Each year, the CS100 Summit brings together the best and brightest minds in the industry to beautiful Sundance, Utah to learn and collaborate in an atmosphere of inspiration, ideation, strategy, and real-world application around Customer Success.
This year, for the first time, ESG was proud to not just attend the event, but join it as a sponsor. Our very own Sheik Ayube, Director of Business Development, was on the scene to find out what’s new — and what’s next — in Customer Success.
The Best CS100 Yet
The event this year was fantastic — and that’s coming from someone who goes to all the conferences. You gauge a conference like this on a lot of fronts, from the content to the speakers to the opportunities to meet other professionals, and on every front, this one was the cream of the crop.

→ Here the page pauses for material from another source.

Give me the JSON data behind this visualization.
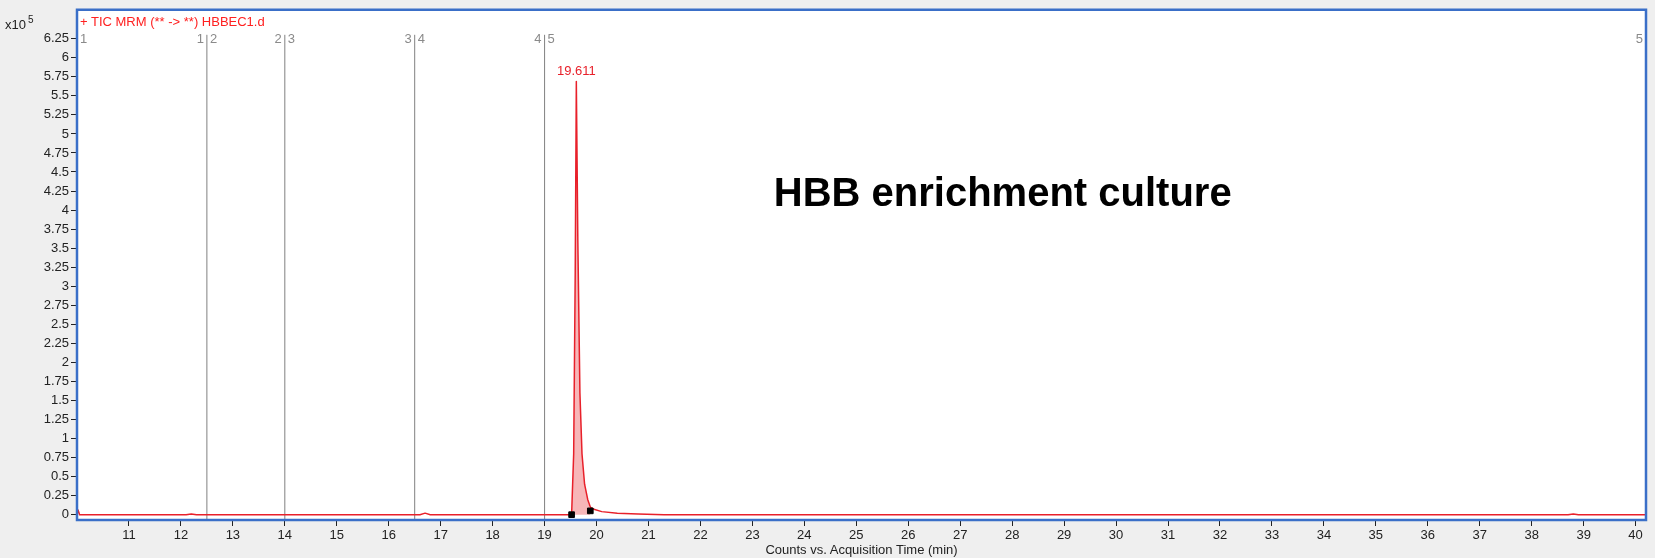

At any trade show, It’s hard to provide content that captures everyone, from people who are just starting in CS to people who’ve been in the industry for ten years. But because CS100 focuses on leaders and executives, they manage to go a little deeper into the concepts and ideas.
The Industry Is United
One of the biggest things I noticed at the event is that all of us seem to be moving in the same direction, focusing our energy in similar areas. A year or two ago, everyone was concerned about scaling their Customer Success organizations. Now, the tone is shifting. “How do I scale?” is still a common question and topic, but the general tone is shifting to a deeper level of operational understanding.
Depth Over Breadth
I also noticed a lot of focus on communicating more effectively with finance, capacity planning, and budgeting. The reality is, you have a limited amount of resources — time, people, and money. If you try to do too much, you’ll spread yourself too thin.
You might want five new CSMs, but your CEO only green-lights one — so you have to revisit your priorities. In that scenario, reduce the number of things you’re trying to do and focus on fewer areas that are critical to your business and that you can do really well.
Conferences like this are a double edged sword in that respect — you’ll come away with no less than a dozen great ideas, but if you try to take them all back to your team or your company, you’ll have real trouble implementing and executing each one. Instead, pull out one or two that will have the biggest impact on your organization and focus on executing them with precision.
The Importance of Executive Buy-In
When you set up a new CS department, you’re either evaluating a company to work with to help you, or evaluating your own company’s status and abilities. In either case, it’s vital that your executives are fully invested in Customer Success. Do they really care? Or is it a side pet project because your CEO read an article about the subscription economy and the importance of CS?
CS touches and interacts with every department in your company, and it’s complex and time-consuming to set up. There are significant investments to be made before it starts to pay off, and if you don’t have full commitment from the C-suite, you’ll end up on very thin ice.
CS is Still a Work in Progress
An important thing to remember is that no one has this all figured out. Even the best and most mature CS organizations out there have room for improvement. So just remember, if you’re struggling with CS, you’re not alone.
Also, you don’t have to boil the ocean (I know, I know, so cliche). But honestly, you don’t have to figure everything out all at once in order to make progress. Some people get stuck in analysis paralysis, contemplating and conceptualizing the best way to handle these challenges, but ultimately, you just have to start. You know your company and your customers. Make hypotheses and test them. Read all the industry blogs and learn from them. The rest you’ll figure out as you go.